Readers who loved Dave Eggers’ dystopian novel, The Circle, will recognize similarities in what Foer explores here. The difference is that Foer is warning America that the growing nightmare is real, and that it’s happening in ways few are cognizant of. This is a splash of ice-cold water, a fierce call to action, and a great read.
As Franklin Foer writes in World Without Mind: The Existential Threat of Big Tech, journalists often mistake their own concerns for those of the world at large...the rise of Big Tech, the fall of the fourth estate, and the effect of it all on democracy is a story that is not only pressing to hacks but to the world at large ...as World Without Mind shows, Big Tech and its disciples aren’t hippies — they are rapacious capitalists with a disturbing libertarian streak ...found myself unconvinced by Foer’s argument that creativity itself has been crushed by Big Tech... Still, he hits the point about the largest tech businesses being attention-merchants rather than innovators squarely on the head.

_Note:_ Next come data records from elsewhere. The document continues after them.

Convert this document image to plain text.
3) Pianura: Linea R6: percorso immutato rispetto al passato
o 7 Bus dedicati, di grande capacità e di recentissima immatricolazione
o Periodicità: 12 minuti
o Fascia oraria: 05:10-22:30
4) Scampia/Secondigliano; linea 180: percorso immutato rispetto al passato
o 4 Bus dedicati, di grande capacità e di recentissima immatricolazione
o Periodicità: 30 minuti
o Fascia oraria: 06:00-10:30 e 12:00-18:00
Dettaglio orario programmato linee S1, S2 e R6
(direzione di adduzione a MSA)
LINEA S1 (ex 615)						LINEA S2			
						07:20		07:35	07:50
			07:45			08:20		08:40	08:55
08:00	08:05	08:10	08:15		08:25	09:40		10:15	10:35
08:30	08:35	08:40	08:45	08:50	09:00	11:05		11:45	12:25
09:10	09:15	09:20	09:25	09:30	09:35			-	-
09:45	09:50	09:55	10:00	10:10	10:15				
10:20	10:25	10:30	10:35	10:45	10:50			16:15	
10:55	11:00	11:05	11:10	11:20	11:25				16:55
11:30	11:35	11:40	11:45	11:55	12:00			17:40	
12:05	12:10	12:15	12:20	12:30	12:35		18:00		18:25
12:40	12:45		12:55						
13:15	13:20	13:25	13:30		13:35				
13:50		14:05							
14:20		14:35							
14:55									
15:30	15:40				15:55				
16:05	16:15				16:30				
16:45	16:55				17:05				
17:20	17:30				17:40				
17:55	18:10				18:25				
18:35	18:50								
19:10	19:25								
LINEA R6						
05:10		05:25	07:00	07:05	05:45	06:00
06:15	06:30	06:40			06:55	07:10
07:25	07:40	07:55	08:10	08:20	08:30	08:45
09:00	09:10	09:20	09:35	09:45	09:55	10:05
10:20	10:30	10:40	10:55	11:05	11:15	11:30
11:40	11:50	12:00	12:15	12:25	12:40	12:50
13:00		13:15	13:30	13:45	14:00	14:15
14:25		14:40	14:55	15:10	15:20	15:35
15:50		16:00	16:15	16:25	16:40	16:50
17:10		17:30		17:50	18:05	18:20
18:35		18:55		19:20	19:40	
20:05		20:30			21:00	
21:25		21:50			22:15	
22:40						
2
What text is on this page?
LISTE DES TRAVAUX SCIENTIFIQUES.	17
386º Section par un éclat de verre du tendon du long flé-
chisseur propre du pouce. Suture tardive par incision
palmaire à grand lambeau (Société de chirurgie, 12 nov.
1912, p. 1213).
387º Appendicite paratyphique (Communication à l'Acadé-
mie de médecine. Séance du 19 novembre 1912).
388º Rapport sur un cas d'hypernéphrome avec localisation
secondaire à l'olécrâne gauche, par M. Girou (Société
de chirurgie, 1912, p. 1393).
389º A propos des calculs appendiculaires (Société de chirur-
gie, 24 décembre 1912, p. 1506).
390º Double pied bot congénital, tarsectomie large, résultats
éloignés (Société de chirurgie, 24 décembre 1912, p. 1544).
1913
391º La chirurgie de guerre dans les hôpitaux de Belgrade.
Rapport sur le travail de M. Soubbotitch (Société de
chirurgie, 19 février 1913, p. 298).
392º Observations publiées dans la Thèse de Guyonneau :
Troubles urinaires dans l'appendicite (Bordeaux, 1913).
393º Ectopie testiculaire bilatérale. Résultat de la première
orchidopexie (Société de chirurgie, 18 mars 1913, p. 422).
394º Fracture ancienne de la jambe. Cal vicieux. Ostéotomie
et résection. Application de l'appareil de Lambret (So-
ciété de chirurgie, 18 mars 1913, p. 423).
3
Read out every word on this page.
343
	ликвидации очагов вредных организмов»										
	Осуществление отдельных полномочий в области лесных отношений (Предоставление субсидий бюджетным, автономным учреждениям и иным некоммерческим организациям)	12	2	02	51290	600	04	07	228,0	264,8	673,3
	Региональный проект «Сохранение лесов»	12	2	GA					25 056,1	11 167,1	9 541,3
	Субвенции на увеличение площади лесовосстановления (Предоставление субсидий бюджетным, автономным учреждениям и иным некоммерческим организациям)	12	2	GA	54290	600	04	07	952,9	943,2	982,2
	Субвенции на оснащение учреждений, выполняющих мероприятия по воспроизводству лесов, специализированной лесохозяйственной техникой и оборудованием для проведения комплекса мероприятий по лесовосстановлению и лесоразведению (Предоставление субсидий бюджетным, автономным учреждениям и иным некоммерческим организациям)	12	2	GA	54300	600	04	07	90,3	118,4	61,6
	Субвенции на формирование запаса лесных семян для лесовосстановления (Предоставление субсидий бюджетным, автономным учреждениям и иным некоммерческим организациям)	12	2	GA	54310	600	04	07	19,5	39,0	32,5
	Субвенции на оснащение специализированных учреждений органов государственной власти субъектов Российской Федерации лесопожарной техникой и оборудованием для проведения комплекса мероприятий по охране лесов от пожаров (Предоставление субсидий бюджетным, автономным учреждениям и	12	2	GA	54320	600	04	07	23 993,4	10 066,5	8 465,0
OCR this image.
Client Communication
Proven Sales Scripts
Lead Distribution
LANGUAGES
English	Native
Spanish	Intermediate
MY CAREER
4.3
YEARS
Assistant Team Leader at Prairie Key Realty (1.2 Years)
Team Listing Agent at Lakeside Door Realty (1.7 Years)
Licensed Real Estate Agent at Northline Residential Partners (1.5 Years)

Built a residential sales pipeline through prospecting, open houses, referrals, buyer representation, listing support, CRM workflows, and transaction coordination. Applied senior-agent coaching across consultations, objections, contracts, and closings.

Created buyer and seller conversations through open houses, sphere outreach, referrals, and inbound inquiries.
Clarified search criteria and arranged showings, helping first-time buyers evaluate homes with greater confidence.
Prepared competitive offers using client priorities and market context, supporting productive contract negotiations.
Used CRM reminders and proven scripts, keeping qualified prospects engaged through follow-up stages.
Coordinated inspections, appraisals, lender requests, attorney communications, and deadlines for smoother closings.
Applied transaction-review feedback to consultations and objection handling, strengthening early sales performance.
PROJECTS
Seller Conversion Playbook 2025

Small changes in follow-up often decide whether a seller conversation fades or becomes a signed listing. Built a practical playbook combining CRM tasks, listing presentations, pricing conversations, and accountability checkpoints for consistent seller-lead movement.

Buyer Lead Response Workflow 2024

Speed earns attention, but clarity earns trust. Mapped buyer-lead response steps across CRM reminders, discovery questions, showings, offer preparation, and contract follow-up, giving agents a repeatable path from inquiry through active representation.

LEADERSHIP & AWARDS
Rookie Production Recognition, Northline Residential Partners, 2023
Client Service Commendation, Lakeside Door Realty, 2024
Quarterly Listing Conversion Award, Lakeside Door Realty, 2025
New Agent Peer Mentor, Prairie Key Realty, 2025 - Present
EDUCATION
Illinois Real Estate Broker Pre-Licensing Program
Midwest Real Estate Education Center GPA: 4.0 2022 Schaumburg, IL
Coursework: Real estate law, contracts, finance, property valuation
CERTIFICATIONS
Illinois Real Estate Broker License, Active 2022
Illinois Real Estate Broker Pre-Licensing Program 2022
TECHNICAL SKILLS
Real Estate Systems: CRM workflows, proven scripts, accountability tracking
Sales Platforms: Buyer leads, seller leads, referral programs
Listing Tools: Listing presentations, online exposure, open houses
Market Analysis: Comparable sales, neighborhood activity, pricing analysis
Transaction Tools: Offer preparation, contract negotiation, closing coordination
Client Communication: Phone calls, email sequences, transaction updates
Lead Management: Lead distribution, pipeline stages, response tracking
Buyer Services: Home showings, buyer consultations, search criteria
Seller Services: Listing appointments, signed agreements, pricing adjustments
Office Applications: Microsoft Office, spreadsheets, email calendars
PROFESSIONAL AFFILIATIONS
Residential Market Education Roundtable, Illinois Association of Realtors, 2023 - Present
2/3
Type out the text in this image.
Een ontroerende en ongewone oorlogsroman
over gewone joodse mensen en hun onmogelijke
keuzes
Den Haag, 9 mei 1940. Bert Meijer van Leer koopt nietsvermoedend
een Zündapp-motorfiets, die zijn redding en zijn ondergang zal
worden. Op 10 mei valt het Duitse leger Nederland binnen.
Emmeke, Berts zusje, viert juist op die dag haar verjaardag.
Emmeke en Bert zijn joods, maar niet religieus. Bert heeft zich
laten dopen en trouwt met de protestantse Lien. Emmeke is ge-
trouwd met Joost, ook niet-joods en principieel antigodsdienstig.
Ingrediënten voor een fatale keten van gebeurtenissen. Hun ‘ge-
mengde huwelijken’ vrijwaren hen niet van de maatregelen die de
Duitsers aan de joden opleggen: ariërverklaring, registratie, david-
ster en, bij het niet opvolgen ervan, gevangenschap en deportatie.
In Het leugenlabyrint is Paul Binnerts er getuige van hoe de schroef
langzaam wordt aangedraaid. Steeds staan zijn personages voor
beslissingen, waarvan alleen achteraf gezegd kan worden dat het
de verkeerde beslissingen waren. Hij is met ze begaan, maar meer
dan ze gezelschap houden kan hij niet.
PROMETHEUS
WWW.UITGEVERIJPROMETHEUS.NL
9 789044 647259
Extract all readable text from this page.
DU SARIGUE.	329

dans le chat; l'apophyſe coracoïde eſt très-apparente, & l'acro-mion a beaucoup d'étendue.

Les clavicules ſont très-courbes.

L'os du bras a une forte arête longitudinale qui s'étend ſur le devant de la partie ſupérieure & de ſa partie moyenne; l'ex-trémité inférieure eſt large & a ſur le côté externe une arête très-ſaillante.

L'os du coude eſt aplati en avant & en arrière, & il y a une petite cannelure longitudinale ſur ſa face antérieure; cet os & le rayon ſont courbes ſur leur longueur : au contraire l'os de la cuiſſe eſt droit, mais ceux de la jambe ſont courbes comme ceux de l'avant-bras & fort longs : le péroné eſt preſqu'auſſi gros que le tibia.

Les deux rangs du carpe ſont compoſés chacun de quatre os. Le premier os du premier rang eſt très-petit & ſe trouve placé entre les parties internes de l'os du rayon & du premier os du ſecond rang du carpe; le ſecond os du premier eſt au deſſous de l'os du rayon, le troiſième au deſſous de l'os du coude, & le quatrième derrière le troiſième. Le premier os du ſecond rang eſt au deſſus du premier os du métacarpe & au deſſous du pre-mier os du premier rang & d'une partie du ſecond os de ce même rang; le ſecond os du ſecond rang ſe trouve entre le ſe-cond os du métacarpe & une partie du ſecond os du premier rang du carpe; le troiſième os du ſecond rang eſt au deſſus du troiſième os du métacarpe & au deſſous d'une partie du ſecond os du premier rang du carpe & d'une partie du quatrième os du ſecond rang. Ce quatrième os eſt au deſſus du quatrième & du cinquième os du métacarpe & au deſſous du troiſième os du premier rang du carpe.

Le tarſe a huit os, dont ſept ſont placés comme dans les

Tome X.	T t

His new book World Without Mind decries society’s capture by big technology companies, mainly Amazon, Facebook and Google. His criticisms are wide-ranging, but centre on the idea that they have become monopolies ... The book flits between history, philosophy and politics, but it is also a first-hand tale ...World Without Mind joins books such as Move Fast and Break Things by Jonathan Taplin, published earlier this year, and Tim Wu’s excellent The Master Switch, from 2010, in arguing that regulators need to look at these world-changing companies more critically. Butreaders looking for an enduring, well-researched manifesto about big tech’s dangers will be disappointed by the book’s lazy generalisations. Mr Foer is not a business journalist or economist, and he cares little for financial and legal details ... Examining tech firms is more urgent than ever. Mr Foer is right to be sceptical, but his is not the final word.
A capably argued if perhaps too familiar criticism of things as they are in this intermediated, technological swirl of a world ... Foer aims broadly and fires buckshot. Sometimes he hits the target, sometimes not. When he does, it’s a doozy ... A spirited renunciation of the machine and not just for Luddites in favor of such radical thoughts as private ownership of one’s own data and the nonalgorithmic shopping experience.
...a fascinating, far-reaching discussion of the monopolistic behavior and intentions of Amazon, Facebook, and Google; the misdirected trend of favoring collaboration over individualism; and the growing dangers of algorithms ... Foer is neither subtle nor impartial, and this is more a call to arms than a wake-up call. It’s a rousing—though oversimplified—spin on the Silicon Valley origin story and the cultural impact of technology.